Potremmo proseguire nell’analisi e sviscerare investimento per investimento, ma basta un semplice sguardo alle ultime bozze per appurare quanto il Recovery Plan italiano, almeno per ora, si risolva in una complessa serie di voci di bilancio mancanti di una visione organica: è lei la grande assente di queste pagine su cui si decide il futuro (anche) delle nuove generazioni.

A tal proposito, non sbaglia #UnoNonBasta a prendere ad esempio il piano francese, dove il tema delle nuove generazioni è articolato e studiato con precisione, tanto da occupare più di 50 pagine rendendolo l’argomento più cospicuo del testo. Non parliamo solo di politiche attive: istruzione, sport, lavoro, volontariato, formazione sanitaria sono solo alcune delle voci attraverso cui la Francia andrà a intervenire sul futuro delle nuove generazioni in un’ottica di investimenti aggregati.

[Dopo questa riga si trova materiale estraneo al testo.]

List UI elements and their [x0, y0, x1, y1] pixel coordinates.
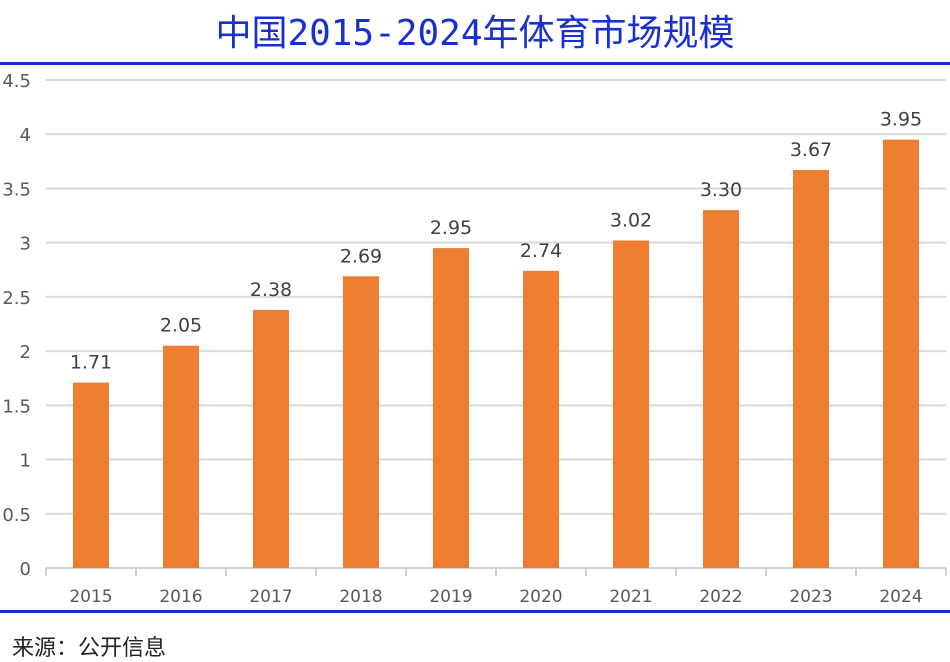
x-tick-label: 2015 — [69, 587, 112, 607]
bar — [163, 345, 199, 568]
x-tick-label: 2022 — [699, 587, 742, 607]
bar — [253, 309, 289, 568]
data-label: 3.30 — [700, 179, 742, 201]
bar — [343, 276, 379, 568]
data-label: 2.74 — [520, 240, 562, 262]
bar — [793, 170, 829, 568]
top-rule — [0, 62, 950, 65]
data-label: 2.95 — [430, 217, 472, 239]
x-tick-label: 2023 — [789, 587, 832, 607]
y-tick-label: 3 — [20, 234, 31, 255]
data-label: 3.02 — [610, 209, 652, 231]
x-tick-label: 2017 — [249, 587, 292, 607]
data-label: 2.05 — [160, 315, 202, 337]
bar — [613, 240, 649, 568]
bar — [703, 210, 739, 568]
bar — [883, 139, 919, 568]
bottom-rule — [0, 610, 950, 613]
x-tick-label: 2016 — [159, 587, 202, 607]
y-tick-label: 4 — [20, 125, 31, 146]
data-label: 3.67 — [790, 139, 832, 161]
x-tick-label: 2018 — [339, 587, 382, 607]
x-tick-label: 2019 — [429, 587, 472, 607]
y-tick-label: 2 — [20, 342, 31, 363]
y-tick-label: 3.5 — [2, 179, 31, 200]
bar — [523, 270, 559, 568]
y-tick-label: 1.5 — [2, 396, 31, 417]
x-tick-label: 2020 — [519, 587, 562, 607]
x-tick-label: 2021 — [609, 587, 652, 607]
chart-title: 中国2015-2024年体育市场规模 — [215, 13, 735, 54]
y-tick-label: 4.5 — [2, 71, 31, 92]
y-tick-label: 0 — [20, 559, 31, 580]
y-tick-label: 2.5 — [2, 288, 31, 309]
source-note: 来源：公开信息 — [12, 636, 167, 661]
bar — [433, 248, 469, 569]
data-label: 3.95 — [880, 109, 922, 131]
data-label: 1.71 — [70, 352, 112, 374]
data-label: 2.69 — [340, 245, 382, 267]
y-tick-label: 0.5 — [2, 505, 31, 526]
y-tick-label: 1 — [20, 451, 31, 472]
x-tick-label: 2024 — [879, 587, 922, 607]
bar — [73, 382, 109, 568]
data-label: 2.38 — [250, 279, 292, 301]
bar-chart: 0 0.5 1 1.5 2 2.5 3 3.5 4 4.5 1.71 2015 2.05 2016 2.38… — [2, 71, 947, 607]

In attesa di avere tra le mani un piano definitivo, la nostra generazione si deve insomma accontentare della campagna per alzare l’1%. Ma dobbiamo farlo con la consapevolezza che non basterà un aumento – anche importante – delle risorse dedicate alle politiche per il lavoro dei giovani ad assicurarci un futuro migliore: problemi strutturali chiamano critiche organiche, ça va sans dire.